3. Petrie and the Kings in the 2005-2008 period did exactly what Henry argues that teams need to be doing in a properly incentivized NBA: they tried to win without regard to draft position. Petrie could have traded Peja for an expiring contract player or let him walk as a free agent in 2006. Instead, he traded him for Ron Artest (a canny move). That extended the team's playoff run by one year, and kept them above 35 wins for two additional seasons (thanks to the retention of Miller and Bibby and the excellent Kevin Martin pick). That desire to rebuild on the fly (which every team in Henry's utopian NBA would be forced to do) led to those deals for Shareef and Mikki Moore, that offer to Bonzi and the lack of protection on Gerald Wallace. If Petrie had wanted to bottom out and let the ping pong balls save him, he would have stripped the team 3-4 years before he did. As fans just beginning to see the fruits of the rebuild, I think many of us wish he did begin the detonation sooner. Petrie himself might feel the same way. But he's now done it both ways. You can't withhold credit on both attempts, can you? In a fully macro sense, he either did it the "right way" from 2005-2008 or from 2009-2012. He used opposite approaches. One had to be the right one.

4. Petrie has shown a commendable philosophy of trusting his coaches. It worked with Adelman (in Portland and Sacramento). It failed miserably with Theus (who clearly had no idea how to use Martin, what to do at point guard any given week, and was a major contributing factor in the disintegration of Quincy Douby's NBA career). It failed on an incredibly massive scale with Westphal. It seems to be working with Keith Smart. The philosophy works a lot like livestock: what you put in is what you get out of it. If you feed your cattle well, you'll have excellent results. If you feed your cattle Paul Westphal, you'll get the Antoine Wright Experience, or the Desmond Mason Experience, or the Ime Udoka Experience, or The Spencer Hawes Suspension Experience, or The DeMarcus Cousins Suspension Experience, or ... you get the point. The philosophy -- trust your coaches -- is a good one, I think. But the inputs have largely been disastrous.

5. Something I'm guilty of when writing about Petrie is that I discount (almost to null) his previous success. Two Exec of the Year trophies don't lie. My struggle covering the Kings locally is that there's a definite set of fans that I feel overrate Petrie's decade-old triumphs. Nationally, there's little of that happening. So on the spectrum of respect for triumphs past, a big (but shrinking) group of Kings fans are on the far right (remaining loyal to Petrie), the national media is to the far left (thinking Petrie is an absolute joke who has lost his marbles), and I'm in the middle (acknowledging the successes, concerned about the prolonged slump, absolutely ready to move on with new blood). If I have the pulse right, I think most of y'all are in the same zone as I with differing opinions on whether he should actually still have his job or not. Regardless, just as is the case with Bryan Colangelo in Toronto, there's no denying that at one point Petrie was considered very good at what he does. Whether he retains any of that genius is the basis for the rest of this discussion.

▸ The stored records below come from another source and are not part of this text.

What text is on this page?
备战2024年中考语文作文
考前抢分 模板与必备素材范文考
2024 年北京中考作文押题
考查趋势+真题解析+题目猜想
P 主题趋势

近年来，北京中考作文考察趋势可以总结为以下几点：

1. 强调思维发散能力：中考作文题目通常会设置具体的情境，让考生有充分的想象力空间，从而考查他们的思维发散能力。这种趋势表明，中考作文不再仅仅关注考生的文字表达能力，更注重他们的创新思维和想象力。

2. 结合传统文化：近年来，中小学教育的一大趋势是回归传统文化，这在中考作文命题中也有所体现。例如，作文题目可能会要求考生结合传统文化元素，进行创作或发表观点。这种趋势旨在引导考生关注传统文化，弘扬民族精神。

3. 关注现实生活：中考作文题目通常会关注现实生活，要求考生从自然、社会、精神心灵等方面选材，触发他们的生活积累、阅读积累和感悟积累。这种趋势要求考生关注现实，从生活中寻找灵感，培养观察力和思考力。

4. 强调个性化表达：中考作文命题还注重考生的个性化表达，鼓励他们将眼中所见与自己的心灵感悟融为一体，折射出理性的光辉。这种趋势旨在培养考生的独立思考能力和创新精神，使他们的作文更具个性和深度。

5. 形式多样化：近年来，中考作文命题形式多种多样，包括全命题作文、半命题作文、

I have made no secret of the fact that I think Petrie needs to be replaced. The record (literally) speaks for itself. In addition to the club's on-court failure, the handling of DeMarcus Cousins up until Keith Smart was promoted, the fall-out with Jason Levien, the awful trades of the past couple of years (Martin-for-Landry, the Salmons deal, the Hickson deal) and the inability to create anything like a positive team culture in spite of the losing -- all of that serves as the basis of why I think the Kings would be better off without Petrie, regardless of whether the Maloofs can pony up in July.

But I accept alternate viewpoints, and also enjoy reading dissenting opinions on the issue. I look forward to seeing how y'all feel about Henry's piece (in addition to the comments from Tuesday's FanShot) and the future of Petrie and the Kings.